Sumarjaya menyampaikan Kemenkes mendirikan klaster kesehatan yang ditunjuk di dinas kesehatan pada delapan kabupaten/kota, serta Dinas Kesehatan Provinsi NTT.
"Kami juga mendata terlebih dahulu berapa jumlah korban, luka berat berapa, titik pengungsian di mana dalam rangka memberikan pelayanan optimal pada masyarakat," ujar Sumarjaya.
Kemenkes juga bekerja sama dengan Basarnas untuk mengidentifikasi puskesmas-puskesmas yang terdampak cukup parah dan sulit terjangkau. Di antaranya Puskesmas di Kecamatan Lamba Leda, Kabupaten Manggarai, serta Puskesmas Dampek, Manggarai Timur.
"Daerah di kedua puskesmas ini sangat sulit, oleh karena itu, kami mengirimkan tenaga medis darurat atau emergency medical team (EMT) untuk memberikan layanan di sana dan mengevakuasi masyarakat yang memang perlu dirujuk di rumah sakit," tutur Sumarjaya.

Ilustrasi bangunan rusak akibat gempa. Foto- MI
Badan Nasional Penanggulangan Bencana (BNPB) melaporkan jumlah korban gempa bumi di NTT bertambah satu orang per hari ini. Total terdapat 71 korban meninggal sejak 15-19 Agustus 2026.
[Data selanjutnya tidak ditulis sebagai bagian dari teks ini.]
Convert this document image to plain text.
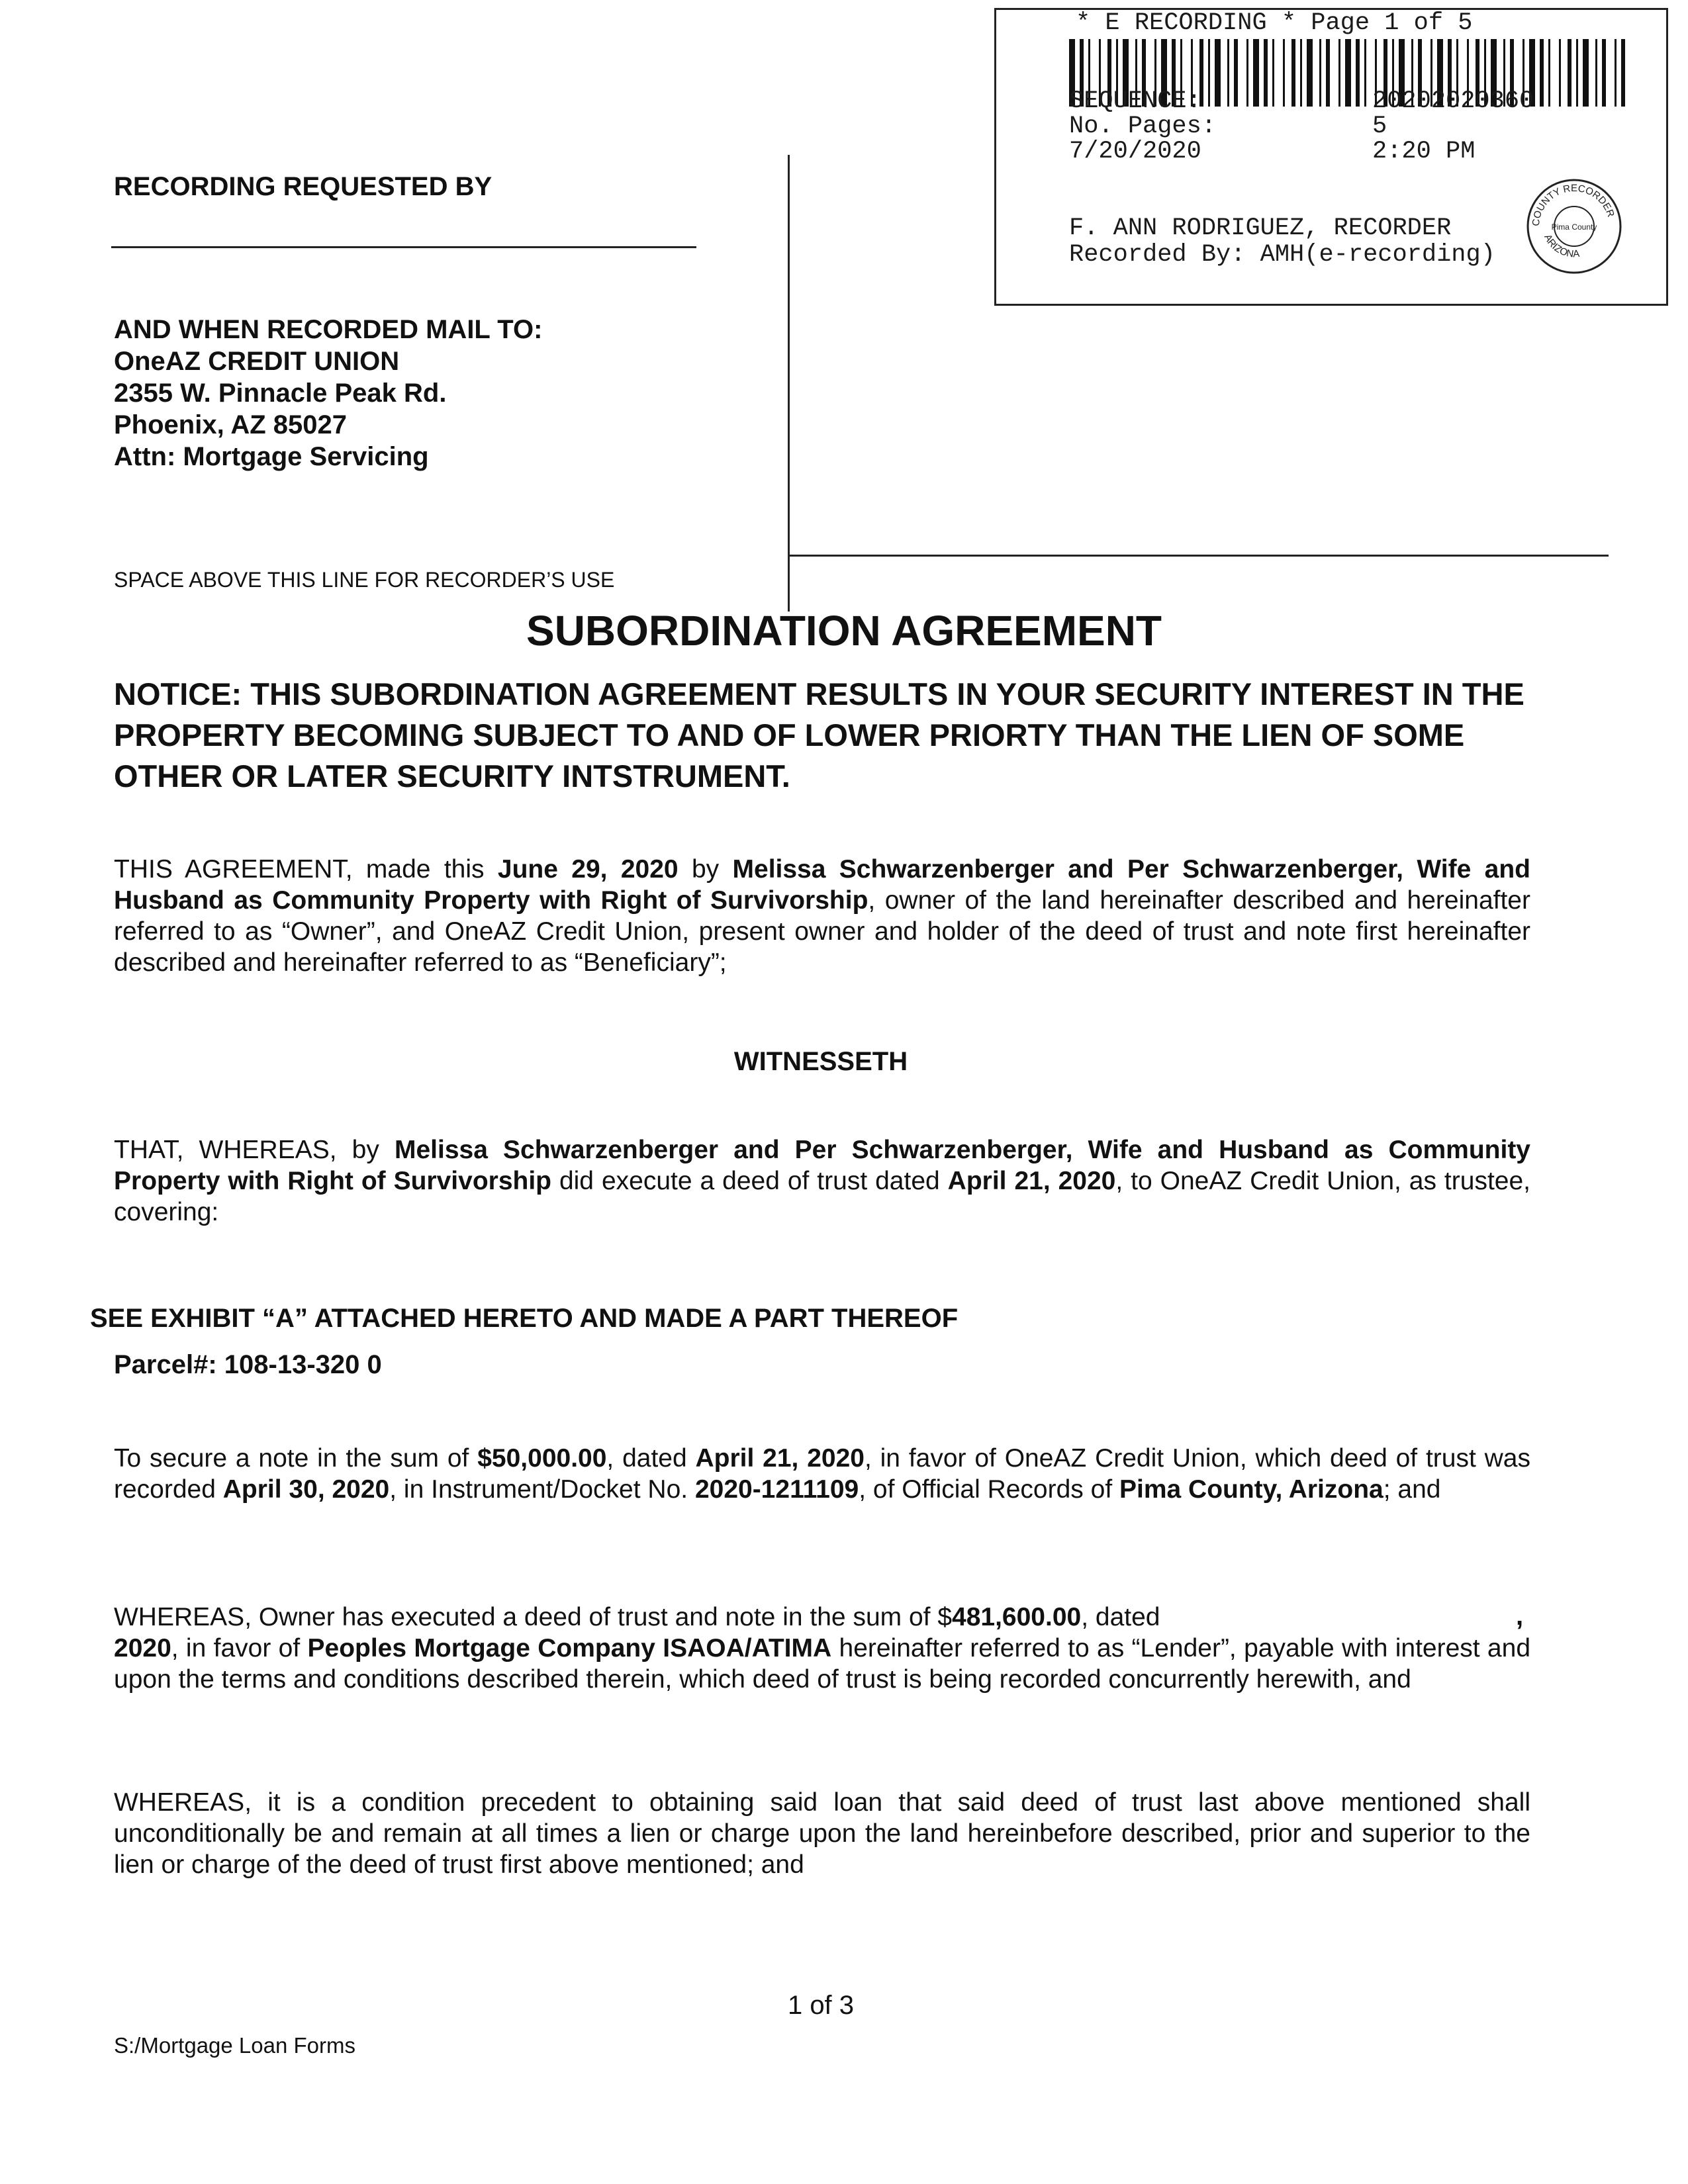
* E RECORDING * Page 1 of 5
SEQUENCE:	20202020360
No. Pages:	5
7/20/2020	2:20 PM
F. ANN RODRIGUEZ, RECORDER
Recorded By: AMH(e-recording)
COUNTY RECORDER
ARIZONA
Pima County
RECORDING REQUESTED BY
AND WHEN RECORDED MAIL TO:
OneAZ CREDIT UNION
2355 W. Pinnacle Peak Rd.
Phoenix, AZ 85027
Attn: Mortgage Servicing
SPACE ABOVE THIS LINE FOR RECORDER’S USE
SUBORDINATION AGREEMENT
NOTICE: THIS SUBORDINATION AGREEMENT RESULTS IN YOUR SECURITY INTEREST IN THE PROPERTY BECOMING SUBJECT TO AND OF LOWER PRIORTY THAN THE LIEN OF SOME OTHER OR LATER SECURITY INTSTRUMENT.
THIS AGREEMENT, made this June 29, 2020 by Melissa Schwarzenberger and Per Schwarzenberger, Wife and Husband as Community Property with Right of Survivorship, owner of the land hereinafter described and hereinafter referred to as “Owner”, and OneAZ Credit Union, present owner and holder of the deed of trust and note first hereinafter described and hereinafter referred to as “Beneficiary”;
WITNESSETH
THAT, WHEREAS, by Melissa Schwarzenberger and Per Schwarzenberger, Wife and Husband as Community Property with Right of Survivorship did execute a deed of trust dated April 21, 2020, to OneAZ Credit Union, as trustee, covering:
SEE EXHIBIT “A” ATTACHED HERETO AND MADE A PART THEREOF
Parcel#: 108-13-320 0
To secure a note in the sum of $50,000.00, dated April 21, 2020, in favor of OneAZ Credit Union, which deed of trust was recorded April 30, 2020, in Instrument/Docket No. 2020-1211109, of Official Records of Pima County, Arizona; and
WHEREAS, Owner has executed a deed of trust and note in the sum of $481,600.00, dated
2020, in favor of Peoples Mortgage Company ISAOA/ATIMA hereinafter referred to as “Lender”, payable with interest and upon the terms and conditions described therein, which deed of trust is being recorded concurrently herewith, and
,
WHEREAS, it is a condition precedent to obtaining said loan that said deed of trust last above mentioned shall unconditionally be and remain at all times a lien or charge upon the land hereinbefore described, prior and superior to the lien or charge of the deed of trust first above mentioned; and
1 of 3
S:/Mortgage Loan Forms
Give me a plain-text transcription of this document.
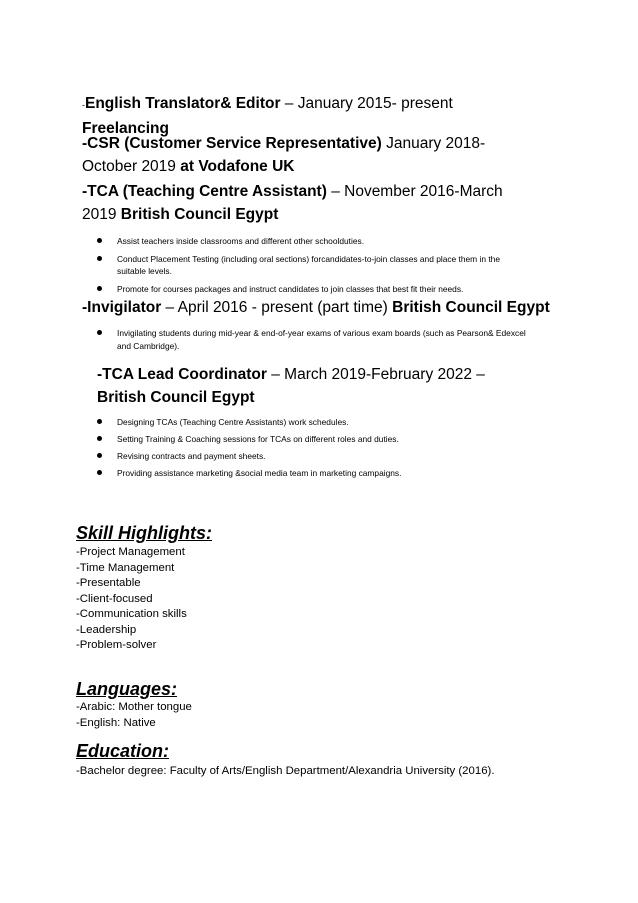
-English Translator& Editor – January 2015- present Freelancing
-CSR (Customer Service Representative) January 2018- October 2019 at Vodafone UK
-TCA (Teaching Centre Assistant) – November 2016-March 2019 British Council Egypt
Assist teachers inside classrooms and different other schoolduties.
Conduct Placement Testing (including oral sections) forcandidates-to-join classes and place them in the suitable levels.
Promote for courses packages and instruct candidates to join classes that best fit their needs.
-Invigilator – April 2016 - present (part time) British Council Egypt
Invigilating students during mid-year & end-of-year exams of various exam boards (such as Pearson& Edexcel and Cambridge).
-TCA Lead Coordinator – March 2019-February 2022 – British Council Egypt
Designing TCAs (Teaching Centre Assistants) work schedules.
Setting Training & Coaching sessions for TCAs on different roles and duties.
Revising contracts and payment sheets.
Providing assistance marketing &social media team in marketing campaigns.
Skill Highlights:
-Project Management
-Time Management
-Presentable
-Client-focused
-Communication skills
-Leadership
-Problem-solver
Languages:
-Arabic: Mother tongue
-English: Native
Education:
-Bachelor degree: Faculty of Arts/English Department/Alexandria University (2016).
"Kami dari pemerintah mengucapkan belasungkawa atas meninggalnya keluarga kita, juga memastikan bantuan terus terdistribusi bagi masyarakat yang saat ini ada di tempat-tempat pengungsian maupun daerah terdampak," kata Pelaksana Tugas Kepala Pusat Data, Informasi, dan Komunikasi Kebencanaan BNPB Berton SP Panjaitan.
Berton mengimbau para penyintas di NTT agar tetap tenang karena pemerintah terus memastikan memenuhi kebutuhan-kebutuhan dasar warga yang menjadi korban gempa bumi di NTT.
Per pukul 18.00 WIB, Selasa, 18 Agustus 2026, distribusi logistik via udara telah dilakukan sebanyak 165 ton, dengan total barang bantuan yang terkirim dari 15-18 Agustus 2026 mencapai 398 ton. Bantuan tersebut tetap dikirimkan melalui jalur darat sebagai moda utama.